Joe Biden, a famously risk-averse politician, has never taken a bigger risk than his mission to Israel.
If everything breaks just right, Biden could head off an Israeli invasion and occupation of Gaza, averting thousands more civilian casualties and a costly and inconclusive Israeli "victory." He could begin the process of getting Israeli hostages returned; head off the risks of a regional war; get the process of Saudi normalization with Israel back on track; and expedite the urgently needed departure of Benjamin Netanyahu.
Just to list these goals, all of which are interconnected, is to remind ourselves of all the ways the mission could go wrong. In the Mideast, events have a way of spinning out of control.
Biden has already had to forgo his planned meeting in Jordan with Jordan’s King Abdullah, Egyptian President Abdel Fattah El-Sisi, and Palestinian Authority President Mahmoud Abbas. It was the Arab side that canceled.
"There is no use in talking now about anything except stopping the war," Jordanian foreign minister Ayman Safadi said on state television. Reporters were told that Biden would now speak with these leaders from his flight back to Washington, a lame second-best. He could have done that from the Oval Office.
Biden’s risky calculation, in flying to Israel, is that by even more closely identifying the United States with Israel’s agony and needed security, he increases his leverage on Netanyahu to avoid further blunders and civilian suffering in Gaza. Israel has already agreed to let humanitarian relief into Gaza, via Egypt, but that depends on Egypt’s cooperation, yet another stumbling block.
And of course, the need for humanitarian relief is itself the consequence of Israel’s blockade and bombardment. It’s weird for the U.S. to be endorsing both the attacks and relief of the suffering caused by the attacks.
We don’t know exactly what Biden and his advisers have said privately. We do know that Israel’s occupying force was militarily ready to invade several days ago, but the invasion keeps being postponed, presumably at U.S. request. But publicly, Biden stands with Israel, more than ever in today’s meeting with Netanyahu.
Here’s the bind. If Israel does invade and occupy Gaza, even in a truncated manner, U.S. fingerprints will be on the deed. It’s one thing for the U.S. to support Israel’s security and share Israel’s anguish, as Biden has vividly done. It’s something else entirely to be identified with a Gaza invasion because Biden failed to stop it.
Even if the invasion doesn’t go forward, what then? By standing down and looking either indecisive or like a pawn of Biden, Netanyahu would want something significant in return. But it’s far from clear what Biden can deliver.

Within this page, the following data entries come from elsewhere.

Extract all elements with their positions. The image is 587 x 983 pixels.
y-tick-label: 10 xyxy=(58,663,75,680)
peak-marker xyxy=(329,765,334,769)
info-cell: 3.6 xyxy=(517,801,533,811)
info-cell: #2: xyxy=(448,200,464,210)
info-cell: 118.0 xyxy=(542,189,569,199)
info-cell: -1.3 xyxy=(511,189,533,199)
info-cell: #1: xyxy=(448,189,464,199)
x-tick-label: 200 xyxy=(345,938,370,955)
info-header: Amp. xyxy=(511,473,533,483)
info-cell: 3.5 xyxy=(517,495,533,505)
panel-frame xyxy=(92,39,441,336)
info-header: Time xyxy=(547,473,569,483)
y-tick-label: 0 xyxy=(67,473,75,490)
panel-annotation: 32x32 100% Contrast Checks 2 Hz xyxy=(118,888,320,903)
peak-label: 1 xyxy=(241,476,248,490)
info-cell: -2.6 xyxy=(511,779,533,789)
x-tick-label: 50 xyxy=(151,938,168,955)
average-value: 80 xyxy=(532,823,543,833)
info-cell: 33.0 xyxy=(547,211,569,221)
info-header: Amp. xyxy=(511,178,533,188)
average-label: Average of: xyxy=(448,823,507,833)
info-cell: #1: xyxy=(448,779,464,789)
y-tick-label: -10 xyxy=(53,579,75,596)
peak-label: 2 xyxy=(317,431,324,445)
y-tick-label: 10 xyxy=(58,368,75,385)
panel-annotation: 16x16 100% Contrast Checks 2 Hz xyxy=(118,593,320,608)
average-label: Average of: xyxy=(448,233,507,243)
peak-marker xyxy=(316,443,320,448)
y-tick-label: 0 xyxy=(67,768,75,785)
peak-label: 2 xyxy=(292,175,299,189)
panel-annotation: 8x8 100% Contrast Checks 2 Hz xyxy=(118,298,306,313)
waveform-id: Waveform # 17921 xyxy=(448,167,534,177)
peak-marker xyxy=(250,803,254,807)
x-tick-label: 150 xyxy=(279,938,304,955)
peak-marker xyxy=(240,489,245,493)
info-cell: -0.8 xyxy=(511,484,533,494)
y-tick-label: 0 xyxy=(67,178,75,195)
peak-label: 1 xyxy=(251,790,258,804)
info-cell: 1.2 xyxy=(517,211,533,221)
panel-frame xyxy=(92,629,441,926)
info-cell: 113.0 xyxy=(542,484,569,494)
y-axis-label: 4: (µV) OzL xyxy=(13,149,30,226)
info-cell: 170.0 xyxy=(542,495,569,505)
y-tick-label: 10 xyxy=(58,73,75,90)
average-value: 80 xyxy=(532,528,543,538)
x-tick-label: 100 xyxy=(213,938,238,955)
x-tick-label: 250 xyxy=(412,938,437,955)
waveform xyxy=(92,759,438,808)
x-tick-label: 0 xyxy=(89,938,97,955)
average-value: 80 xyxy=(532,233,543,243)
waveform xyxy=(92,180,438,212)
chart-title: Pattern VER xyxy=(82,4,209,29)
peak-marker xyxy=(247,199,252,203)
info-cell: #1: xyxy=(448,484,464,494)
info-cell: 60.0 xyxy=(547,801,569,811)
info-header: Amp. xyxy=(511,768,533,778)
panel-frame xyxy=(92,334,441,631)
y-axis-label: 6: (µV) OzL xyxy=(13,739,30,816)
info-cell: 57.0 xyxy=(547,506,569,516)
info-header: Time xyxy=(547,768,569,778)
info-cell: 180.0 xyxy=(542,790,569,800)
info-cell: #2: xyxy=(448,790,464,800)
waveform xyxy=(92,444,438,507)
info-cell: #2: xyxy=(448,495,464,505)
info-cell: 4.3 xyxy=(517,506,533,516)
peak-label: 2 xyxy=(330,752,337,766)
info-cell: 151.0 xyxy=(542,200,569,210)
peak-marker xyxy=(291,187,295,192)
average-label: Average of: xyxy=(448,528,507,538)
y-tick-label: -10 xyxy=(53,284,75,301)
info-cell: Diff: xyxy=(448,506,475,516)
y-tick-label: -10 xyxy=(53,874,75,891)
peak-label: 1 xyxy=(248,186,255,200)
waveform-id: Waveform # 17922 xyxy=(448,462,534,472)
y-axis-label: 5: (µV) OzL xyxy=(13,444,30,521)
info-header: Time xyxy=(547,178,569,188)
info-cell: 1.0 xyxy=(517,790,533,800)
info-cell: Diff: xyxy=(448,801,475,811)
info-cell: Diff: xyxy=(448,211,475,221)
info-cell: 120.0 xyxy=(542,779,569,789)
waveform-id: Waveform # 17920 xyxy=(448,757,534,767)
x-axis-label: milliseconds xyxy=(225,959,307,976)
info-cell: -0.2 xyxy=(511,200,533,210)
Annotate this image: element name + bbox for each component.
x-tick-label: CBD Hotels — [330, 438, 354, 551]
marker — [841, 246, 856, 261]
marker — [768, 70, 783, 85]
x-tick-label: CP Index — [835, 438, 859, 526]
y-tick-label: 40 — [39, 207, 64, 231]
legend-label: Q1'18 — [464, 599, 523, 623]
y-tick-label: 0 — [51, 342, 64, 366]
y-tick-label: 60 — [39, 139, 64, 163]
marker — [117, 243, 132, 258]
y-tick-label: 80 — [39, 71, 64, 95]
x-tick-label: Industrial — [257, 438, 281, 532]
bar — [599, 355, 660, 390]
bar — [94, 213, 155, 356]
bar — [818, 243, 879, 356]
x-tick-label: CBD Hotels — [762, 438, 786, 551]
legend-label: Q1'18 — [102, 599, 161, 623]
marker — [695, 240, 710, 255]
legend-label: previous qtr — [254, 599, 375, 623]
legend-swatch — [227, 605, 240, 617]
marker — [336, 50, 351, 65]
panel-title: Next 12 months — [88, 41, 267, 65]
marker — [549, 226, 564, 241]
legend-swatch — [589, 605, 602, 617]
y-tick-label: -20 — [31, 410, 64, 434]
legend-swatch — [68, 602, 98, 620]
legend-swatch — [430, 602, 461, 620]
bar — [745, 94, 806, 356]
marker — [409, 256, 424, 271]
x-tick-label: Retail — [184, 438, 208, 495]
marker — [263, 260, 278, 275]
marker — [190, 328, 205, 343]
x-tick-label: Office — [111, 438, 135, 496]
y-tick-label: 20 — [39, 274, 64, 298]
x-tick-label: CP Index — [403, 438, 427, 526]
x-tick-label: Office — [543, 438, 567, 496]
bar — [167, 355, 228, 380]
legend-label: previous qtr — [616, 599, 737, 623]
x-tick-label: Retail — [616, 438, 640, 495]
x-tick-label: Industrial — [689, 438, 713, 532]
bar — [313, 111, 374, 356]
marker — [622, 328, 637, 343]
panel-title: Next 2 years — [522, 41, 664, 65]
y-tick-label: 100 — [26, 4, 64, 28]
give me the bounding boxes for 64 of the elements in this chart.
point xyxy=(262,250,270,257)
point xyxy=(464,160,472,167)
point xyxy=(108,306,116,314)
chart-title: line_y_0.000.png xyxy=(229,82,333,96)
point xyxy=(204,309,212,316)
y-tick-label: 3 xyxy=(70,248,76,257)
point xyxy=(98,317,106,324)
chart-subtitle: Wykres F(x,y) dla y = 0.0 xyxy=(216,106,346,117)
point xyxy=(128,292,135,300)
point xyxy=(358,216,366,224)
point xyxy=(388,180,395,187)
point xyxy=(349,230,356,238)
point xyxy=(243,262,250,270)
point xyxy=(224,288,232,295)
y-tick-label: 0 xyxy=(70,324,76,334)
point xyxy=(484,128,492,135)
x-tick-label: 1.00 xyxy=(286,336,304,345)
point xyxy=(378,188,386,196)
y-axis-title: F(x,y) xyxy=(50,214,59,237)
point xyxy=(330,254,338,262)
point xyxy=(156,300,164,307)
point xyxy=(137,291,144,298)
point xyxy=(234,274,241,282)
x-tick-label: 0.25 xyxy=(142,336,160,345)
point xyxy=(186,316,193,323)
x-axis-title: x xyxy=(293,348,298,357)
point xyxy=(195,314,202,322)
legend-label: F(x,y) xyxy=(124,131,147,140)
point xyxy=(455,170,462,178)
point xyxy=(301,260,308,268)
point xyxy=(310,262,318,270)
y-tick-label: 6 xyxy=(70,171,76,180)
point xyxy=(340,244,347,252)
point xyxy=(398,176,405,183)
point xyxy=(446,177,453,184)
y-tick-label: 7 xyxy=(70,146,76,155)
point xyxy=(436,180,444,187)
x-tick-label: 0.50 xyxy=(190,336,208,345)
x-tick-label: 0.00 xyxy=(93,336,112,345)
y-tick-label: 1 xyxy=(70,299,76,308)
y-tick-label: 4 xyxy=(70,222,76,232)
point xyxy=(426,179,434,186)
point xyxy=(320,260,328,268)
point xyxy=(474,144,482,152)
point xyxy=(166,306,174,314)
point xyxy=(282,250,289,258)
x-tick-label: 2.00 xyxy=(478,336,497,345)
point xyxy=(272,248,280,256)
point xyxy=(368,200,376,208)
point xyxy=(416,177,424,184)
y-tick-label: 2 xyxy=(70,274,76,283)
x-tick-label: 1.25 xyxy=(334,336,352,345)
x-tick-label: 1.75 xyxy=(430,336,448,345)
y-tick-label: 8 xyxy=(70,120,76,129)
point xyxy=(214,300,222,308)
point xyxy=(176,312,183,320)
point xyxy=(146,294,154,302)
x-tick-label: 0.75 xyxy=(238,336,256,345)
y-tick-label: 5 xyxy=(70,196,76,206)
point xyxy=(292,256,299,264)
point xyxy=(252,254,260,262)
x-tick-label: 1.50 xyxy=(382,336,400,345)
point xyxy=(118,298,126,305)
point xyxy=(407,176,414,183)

Biden can help facilitate the beginning of a process leading to the safe return of hostages, but the best case is that this will take weeks or months of negotiation over a trade for Palestinian terrorists in Israeli prisons. Biden can double down on pressure in Iran to keep Hezbollah from invading Israel’s northern border, but Biden presumably is already doing that.
More likely, Biden would have to make Israel even more of a full-blown U.S. protectorate, including a commitment for unprecedented direct U.S. military involvement in the event of a regional war, and hope that this acts as a deterrent.
The best case for Biden, both as a diplomat and as a candidate for re-election in 2024, is that he avoids a diplomatic and military fiasco. Anything that looks like success will be long in coming. This is not the stuff of a Nobel Peace Prize.